Cela risque de démanteler toute une filière et de faire disparaître des secteurs aussi importants que l’élevage laitier ou l’industrie du double concentré de tomate. Des solutions consensuelles arbitrées par l’Administration s’imposent entre paysans et industriels.
Il est impératif de réorganiser les circuits de commercialisation des produits agricoles pour valoriser le rôle du producteur et ne pas se faire exploiter par une poignée d’intermédiaires qui « soulagent » les producteurs agricoles de leurs récoltes à vil prix pour maîtriser les prix sur le marché aux dépens des consommateurs et des producteurs à la fois, en faisant d’une pierre deux coups.
Les producteurs doivent s’associer pour mettre sur pied leurs propres structures de commercialisation.
L’édification d’un nouveau marché de gros de commercialisation des produits agricoles ultra-moderne d’envergure nationale, conforme aux normes européennes de qualité de calibrage, de conditionnement et de traçabilité, s’impose pour donner une impulsion réelle à l’exportation.
Le crédit agricole est le parent pauvre du système bancaire tunisien, car seulement 15% des agriculteurs accèdent au crédit bancaire, ce qui est peu de chose si l’on veut développer la production, promouvoir encore plus les exportations, tout en garantissant la sécurité alimentaire du pays et créer des emplois permanents en masse.
L’endettement excessif des petits paysans (principal inférieur à 4000 DT) mérite une solution définitive sous forme d’amnistie effective pour libérer l’énergie d’investir des agriculteurs et alléger leurs charges afin qu’ils se consacrent totalement à la production.
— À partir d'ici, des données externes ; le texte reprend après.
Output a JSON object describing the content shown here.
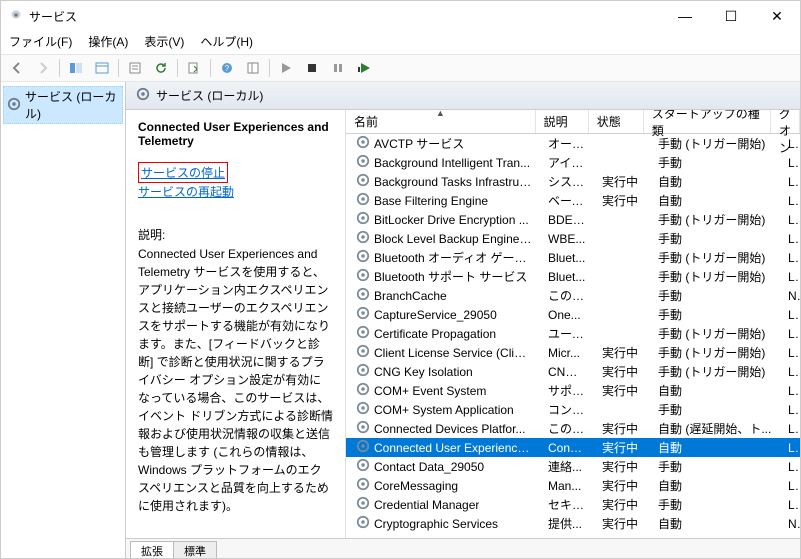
{
  "window": {
    "title": "サービス"
  },
  "menus": {
    "file": "ファイル(F)",
    "action": "操作(A)",
    "view": "表示(V)",
    "help": "ヘルプ(H)"
  },
  "tree": {
    "root": "サービス (ローカル)"
  },
  "content_header": "サービス (ローカル)",
  "detail": {
    "selected_name": "Connected User Experiences and Telemetry",
    "stop_label": "サービスの停止",
    "restart_label": "サービスの再起動",
    "desc_heading": "説明:",
    "desc_body": "Connected User Experiences and Telemetry サービスを使用すると、アプリケーション内エクスペリエンスと接続ユーザーのエクスペリエンスをサポートする機能が有効になります。また、[フィードバックと診断] で診断と使用状況に関するプライバシー オプション設定が有効になっている場合、このサービスは、イベント ドリブン方式による診断情報および使用状況情報の収集と送信も管理します (これらの情報は、Windows プラットフォームのエクスペリエンスと品質を向上するために使用されます)。"
  },
  "columns": {
    "name": "名前",
    "desc": "説明",
    "state": "状態",
    "startup": "スタートアップの種類",
    "logon": "ログオン"
  },
  "sort_indicator": "▲",
  "services": [
    {
      "name": "AVCTP サービス",
      "desc": "オーデ...",
      "state": "",
      "startup": "手動 (トリガー開始)",
      "logon": "Local S"
    },
    {
      "name": "Background Intelligent Tran...",
      "desc": "アイド...",
      "state": "",
      "startup": "手動",
      "logon": "Local S"
    },
    {
      "name": "Background Tasks Infrastruc...",
      "desc": "システ...",
      "state": "実行中",
      "startup": "自動",
      "logon": "Local S"
    },
    {
      "name": "Base Filtering Engine",
      "desc": "ベース...",
      "state": "実行中",
      "startup": "自動",
      "logon": "Local S"
    },
    {
      "name": "BitLocker Drive Encryption ...",
      "desc": "BDES...",
      "state": "",
      "startup": "手動 (トリガー開始)",
      "logon": "Local S"
    },
    {
      "name": "Block Level Backup Engine ...",
      "desc": "WBE...",
      "state": "",
      "startup": "手動",
      "logon": "Local S"
    },
    {
      "name": "Bluetooth オーディオ ゲートウェ...",
      "desc": "Bluet...",
      "state": "",
      "startup": "手動 (トリガー開始)",
      "logon": "Local S"
    },
    {
      "name": "Bluetooth サポート サービス",
      "desc": "Bluet...",
      "state": "",
      "startup": "手動 (トリガー開始)",
      "logon": "Local S"
    },
    {
      "name": "BranchCache",
      "desc": "このサ...",
      "state": "",
      "startup": "手動",
      "logon": "Network"
    },
    {
      "name": "CaptureService_29050",
      "desc": "One...",
      "state": "",
      "startup": "手動",
      "logon": "Local S"
    },
    {
      "name": "Certificate Propagation",
      "desc": "ユーザ...",
      "state": "",
      "startup": "手動 (トリガー開始)",
      "logon": "Local S"
    },
    {
      "name": "Client License Service (ClipS...",
      "desc": "Micr...",
      "state": "実行中",
      "startup": "手動 (トリガー開始)",
      "logon": "Local S"
    },
    {
      "name": "CNG Key Isolation",
      "desc": "CNG ...",
      "state": "実行中",
      "startup": "手動 (トリガー開始)",
      "logon": "Local S"
    },
    {
      "name": "COM+ Event System",
      "desc": "サポー...",
      "state": "実行中",
      "startup": "自動",
      "logon": "Local S"
    },
    {
      "name": "COM+ System Application",
      "desc": "コンポ...",
      "state": "",
      "startup": "手動",
      "logon": "Local S"
    },
    {
      "name": "Connected Devices Platfor...",
      "desc": "このサ...",
      "state": "実行中",
      "startup": "自動 (遅延開始、ト...",
      "logon": "Local S"
    },
    {
      "name": "Connected User Experience...",
      "desc": "Conn...",
      "state": "実行中",
      "startup": "自動",
      "logon": "Local S",
      "selected": true
    },
    {
      "name": "Contact Data_29050",
      "desc": "連絡...",
      "state": "実行中",
      "startup": "手動",
      "logon": "Local S"
    },
    {
      "name": "CoreMessaging",
      "desc": "Man...",
      "state": "実行中",
      "startup": "自動",
      "logon": "Local S"
    },
    {
      "name": "Credential Manager",
      "desc": "セキュ...",
      "state": "実行中",
      "startup": "手動",
      "logon": "Local S"
    },
    {
      "name": "Cryptographic Services",
      "desc": "提供...",
      "state": "実行中",
      "startup": "自動",
      "logon": "Network"
    }
  ],
  "tabs": {
    "extended": "拡張",
    "standard": "標準"
  }
}
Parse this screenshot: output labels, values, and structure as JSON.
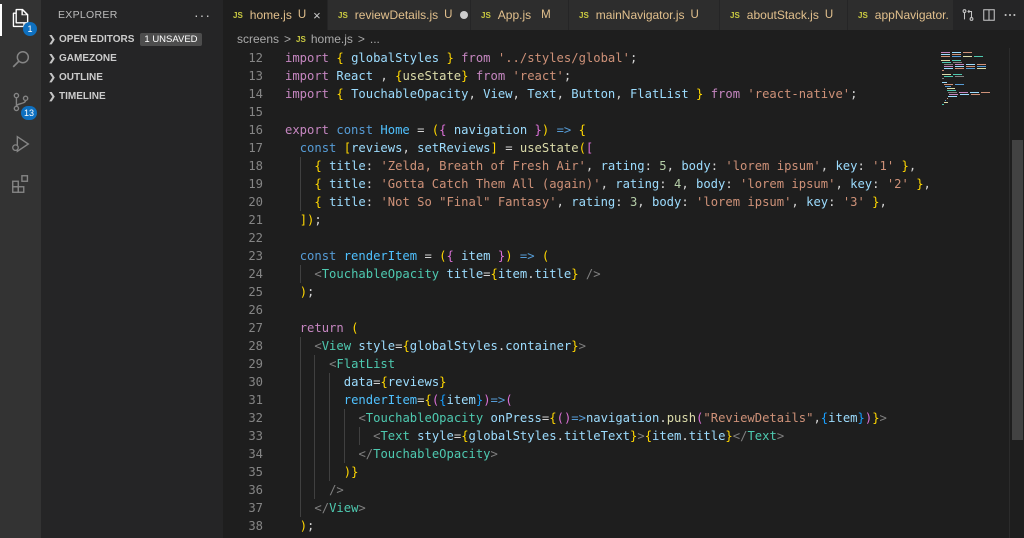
{
  "activity_bar": {
    "explorer_badge": "1",
    "source_control_badge": "13",
    "items": [
      {
        "icon": "files-icon",
        "active": true
      },
      {
        "icon": "search-icon",
        "active": false
      },
      {
        "icon": "source-control-icon",
        "active": false
      },
      {
        "icon": "run-debug-icon",
        "active": false
      },
      {
        "icon": "extensions-icon",
        "active": false
      }
    ]
  },
  "sidebar": {
    "title": "EXPLORER",
    "more": "···",
    "sections": [
      {
        "label": "OPEN EDITORS",
        "badge": "1 UNSAVED"
      },
      {
        "label": "GAMEZONE",
        "badge": ""
      },
      {
        "label": "OUTLINE",
        "badge": ""
      },
      {
        "label": "TIMELINE",
        "badge": ""
      }
    ]
  },
  "tabs": [
    {
      "icon": "JS",
      "name": "home.js",
      "status": "U",
      "active": true,
      "close": "×"
    },
    {
      "icon": "JS",
      "name": "reviewDetails.js",
      "status": "U",
      "active": false,
      "dirty": true
    },
    {
      "icon": "JS",
      "name": "App.js",
      "status": "M",
      "active": false
    },
    {
      "icon": "JS",
      "name": "mainNavigator.js",
      "status": "U",
      "active": false
    },
    {
      "icon": "JS",
      "name": "aboutStack.js",
      "status": "U",
      "active": false
    },
    {
      "icon": "JS",
      "name": "appNavigator.",
      "status": "",
      "active": false
    }
  ],
  "editor_actions": [
    "open-changes-icon",
    "split-editor-icon",
    "more-actions-icon"
  ],
  "breadcrumb": {
    "folder": "screens",
    "sep": ">",
    "file_icon": "JS",
    "file": "home.js",
    "more": "..."
  },
  "code": {
    "line_numbers": [
      "12",
      "13",
      "14",
      "15",
      "16",
      "17",
      "18",
      "19",
      "20",
      "21",
      "22",
      "23",
      "24",
      "25",
      "26",
      "27",
      "28",
      "29",
      "30",
      "31",
      "32",
      "33",
      "34",
      "35",
      "36",
      "37",
      "38"
    ],
    "lines": [
      "import { globalStyles } from '../styles/global';",
      "import React , {useState} from 'react';",
      "import { TouchableOpacity, View, Text, Button, FlatList } from 'react-native';",
      "",
      "export const Home = ({ navigation }) => {",
      "  const [reviews, setReviews] = useState([",
      "    { title: 'Zelda, Breath of Fresh Air', rating: 5, body: 'lorem ipsum', key: '1' },",
      "    { title: 'Gotta Catch Them All (again)', rating: 4, body: 'lorem ipsum', key: '2' },",
      "    { title: 'Not So \"Final\" Fantasy', rating: 3, body: 'lorem ipsum', key: '3' },",
      "  ]);",
      "",
      "  const renderItem = ({ item }) => (",
      "    <TouchableOpacity title={item.title} />",
      "  );",
      "",
      "  return (",
      "    <View style={globalStyles.container}>",
      "      <FlatList",
      "        data={reviews}",
      "        renderItem={({item})=>(",
      "          <TouchableOpacity onPress={()=>navigation.push(\"ReviewDetails\",{item})}>",
      "            <Text style={globalStyles.titleText}>{item.title}</Text>",
      "          </TouchableOpacity>",
      "        )}",
      "      />",
      "    </View>",
      "  );"
    ]
  },
  "colors": {
    "background": "#1e1e1e",
    "sidebar": "#252526",
    "activity_bar": "#333333",
    "keyword": "#c586c0",
    "storage": "#569cd6",
    "string": "#ce9178",
    "variable": "#9cdcfe",
    "function": "#dcdcaa",
    "number": "#b5cea8",
    "component": "#4ec9b0",
    "git_untracked": "#e2c08d"
  }
}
L’UTAP a besoin d’être dépoussiérée, elle n’a pas évolué depuis des décennies, car elle continue à jouer un rôle revendicatif uniquement, sans assumer la responsabilité qui lui incombe, à savoir impulser au monde rural une nouvelle stratégie de développement. Il s’agit de pousser les producteurs à organiser eux-mêmes la création et la gestion des structures qui commercialisent et/ou transforment leurs produits pour une meilleure valeur ajoutée.